«Иной мир», столь значимый для символистов, меркнет для Заболоцкого примерно в той же степени, в какой для него становятся все более важными конкретные предметы. Если в начале стихотворения еще можно предположить, с известной долей условности, что способность ибиса вызывать «золотые стихи» проистекает из его связи с высшим поэтическим и духовным миром, то к концу стихотворения царство конкретики берет верх. Ни поэт, ни ибис не контролируют стихи, которые обрели собственную жизнь и мигрировали в мозги других людей, предвещая независимость «слова как предмета», столь важную для идеологии ОБЭРИУ.

Таким образом, Заболоцкий изгладил практически все следы символизма из своего поэтического голоса. Теория символизма как объект рассмотрения еще появится в Декларации ОБЭРИУ; диалог с Блоком продолжится в стихотворении «Красная Бавария»; а в более поздних стихах снова найдут отражение некоторые свойственные символистской поэзии вопросы, и в первую очередь о смысле смерти. Но все это будет выражено собственным языком Заболоцкого внутри более широкого контекста традиций русской поэзии. С этого момента поэтический мир Заболоцкого, пусть даже открытый для влияния с разных сторон, станет ощутимо его собственным миром.

Глава четвертая

Последний вздох авангарда и преемственность культуры

ОБЭРИУ – ПОСЛЕДНИЙ ENFANT TERRIBLE ЛЕНИНГРАДА

Искусство есть шкаф!

Стихи не пироги; мы не сельдь!

Лозунги ОБЭРИУ

24 января 1928 года, посулив в афишах, вывешенных как обычным образом, так и в перевернутом виде, среди прочего, ослепительное виртуозное выступление конферансье на трехколесном велосипеде, ОБЭРИУ представило вниманию жителей нэповского Ленинграда апофеоз позднего авангарда в виде театрализованного вечера «Три левых часа»82. Представление было устроено в Доме печати, где на стенах, стараниями учеников Филонова, были изображены

нежными, прозрачными красками лиловые и розовые коровы и люди, с которых, казалось, при помощи чудесной хирургии были сняты кожные покровы. Отчетливо просвечивали вены и артерии, внутренние органы. Сквозь фигуры прорастали побеги деревьев и трав светло-зеленого цвета [Степанов 1977: 86–87].

Как и ожидавшееся представление, фрески поражали, утверждая в то же время ценность и возрождающую силу жизни и искусства.

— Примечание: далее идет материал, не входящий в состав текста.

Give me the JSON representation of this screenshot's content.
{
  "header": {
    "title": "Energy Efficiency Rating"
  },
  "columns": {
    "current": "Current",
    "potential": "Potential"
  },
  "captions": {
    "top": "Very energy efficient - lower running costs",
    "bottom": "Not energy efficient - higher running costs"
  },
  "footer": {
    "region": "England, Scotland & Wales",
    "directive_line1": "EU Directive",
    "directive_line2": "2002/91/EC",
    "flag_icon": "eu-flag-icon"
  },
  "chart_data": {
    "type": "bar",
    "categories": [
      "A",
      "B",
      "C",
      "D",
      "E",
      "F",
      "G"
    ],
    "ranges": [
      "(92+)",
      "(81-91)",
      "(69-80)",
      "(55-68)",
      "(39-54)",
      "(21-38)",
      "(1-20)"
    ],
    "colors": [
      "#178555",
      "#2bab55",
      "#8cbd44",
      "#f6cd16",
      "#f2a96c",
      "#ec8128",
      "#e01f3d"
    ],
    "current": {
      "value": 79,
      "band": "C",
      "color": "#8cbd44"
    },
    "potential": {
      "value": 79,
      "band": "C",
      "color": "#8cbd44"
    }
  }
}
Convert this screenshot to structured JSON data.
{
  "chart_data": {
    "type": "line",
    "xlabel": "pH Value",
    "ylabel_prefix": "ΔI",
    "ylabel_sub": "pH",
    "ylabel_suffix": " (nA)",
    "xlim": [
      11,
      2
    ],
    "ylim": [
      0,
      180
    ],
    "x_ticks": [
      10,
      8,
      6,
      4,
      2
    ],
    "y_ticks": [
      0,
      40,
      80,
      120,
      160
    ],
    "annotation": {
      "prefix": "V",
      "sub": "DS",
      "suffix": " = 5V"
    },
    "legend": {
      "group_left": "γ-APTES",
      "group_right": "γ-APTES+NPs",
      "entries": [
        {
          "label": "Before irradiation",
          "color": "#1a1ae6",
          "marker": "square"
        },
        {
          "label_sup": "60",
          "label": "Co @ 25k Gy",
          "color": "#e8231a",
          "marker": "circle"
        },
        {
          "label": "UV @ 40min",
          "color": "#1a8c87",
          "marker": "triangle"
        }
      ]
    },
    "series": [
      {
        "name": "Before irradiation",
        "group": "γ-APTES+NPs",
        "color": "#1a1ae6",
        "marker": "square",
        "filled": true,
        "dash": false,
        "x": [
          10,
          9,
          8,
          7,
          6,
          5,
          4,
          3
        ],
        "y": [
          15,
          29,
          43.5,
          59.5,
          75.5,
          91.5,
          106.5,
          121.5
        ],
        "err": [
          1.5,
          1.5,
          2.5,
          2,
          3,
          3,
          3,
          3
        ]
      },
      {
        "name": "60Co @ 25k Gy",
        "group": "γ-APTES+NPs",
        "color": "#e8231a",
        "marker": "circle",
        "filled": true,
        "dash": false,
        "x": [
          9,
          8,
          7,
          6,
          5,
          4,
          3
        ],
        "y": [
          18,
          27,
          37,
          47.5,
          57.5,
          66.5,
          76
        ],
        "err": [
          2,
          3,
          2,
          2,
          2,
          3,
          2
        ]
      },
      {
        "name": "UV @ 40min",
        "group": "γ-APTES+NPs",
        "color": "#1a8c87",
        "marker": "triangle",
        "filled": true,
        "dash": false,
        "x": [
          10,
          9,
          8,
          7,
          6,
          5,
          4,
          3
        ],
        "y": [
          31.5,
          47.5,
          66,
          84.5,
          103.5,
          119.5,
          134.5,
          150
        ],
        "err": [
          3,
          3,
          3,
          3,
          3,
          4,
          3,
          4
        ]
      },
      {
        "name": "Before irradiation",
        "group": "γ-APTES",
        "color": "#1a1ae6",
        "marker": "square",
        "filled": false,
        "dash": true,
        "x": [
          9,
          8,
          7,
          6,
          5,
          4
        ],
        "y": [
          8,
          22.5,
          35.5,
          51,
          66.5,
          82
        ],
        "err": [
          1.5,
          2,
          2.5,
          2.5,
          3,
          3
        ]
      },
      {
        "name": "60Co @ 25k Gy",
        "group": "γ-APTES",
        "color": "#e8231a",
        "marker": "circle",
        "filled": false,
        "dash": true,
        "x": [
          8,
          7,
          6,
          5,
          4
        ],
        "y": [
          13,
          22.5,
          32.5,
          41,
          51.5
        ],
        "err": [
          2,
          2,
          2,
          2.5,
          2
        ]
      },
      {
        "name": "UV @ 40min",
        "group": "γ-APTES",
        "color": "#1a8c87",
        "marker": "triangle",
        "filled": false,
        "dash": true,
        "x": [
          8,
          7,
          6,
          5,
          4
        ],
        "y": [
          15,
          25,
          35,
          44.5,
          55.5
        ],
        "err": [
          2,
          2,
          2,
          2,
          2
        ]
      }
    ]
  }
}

Во время первого из «Трех левых часов» на потрепанном и, как казалось, самоходном шкафу к центру сцены выехал человек в клетчатом сюртуке, длинном пальто и шапочке. Он слез и стал расхаживать взад и вперед перед шкафом, нараспев читая малопонятные стихи, попыхивая трубкой и время от времени прерывая чтение, чтобы выпустить кольца дыма. Сбоку выглянул пожарный в бронзовом шлеме, вызвав аплодисменты зрителей. Внезапно человек с трубкой остановился, посмотрел на часы и попросил соблюдать тишину, объявив, что в этот самый момент на углу Проспекта 25 октября и улицы Имени 3 июля моряк читает стихи. (Моряк-поэт, чья фамилия на афише была напечатана вверх ногами, закончив путаться под ногами прохожих на перекрестке, вернулся в Дом печати еще до окончания программы.) Затем второй человек в кашне вылез из шкафа и тоже прочитал малопонятные стихи, разворачивая свиток папируса, а первый в это время, все еще покуривая трубку, забрался на шкаф и со своего возвышения повторял строки за чтецом. Танцевала балерина. Юнец в солдатской шинели декламировал стихи чуть более понятные, чем у других, хотя, безусловно, странные, и зачитал декларацию, в которой сочетались литературная бравада, революционная риторика и метафизика. На «втором часе» был представлен крайне нетрадиционный спектакль «Елизавета Бам», а на «третьем часе» был показан фильм «Мясорубка», смонтированный из разных эпизодов, в числе которых был фрагмент с поездом, едущим прямо на зрителей.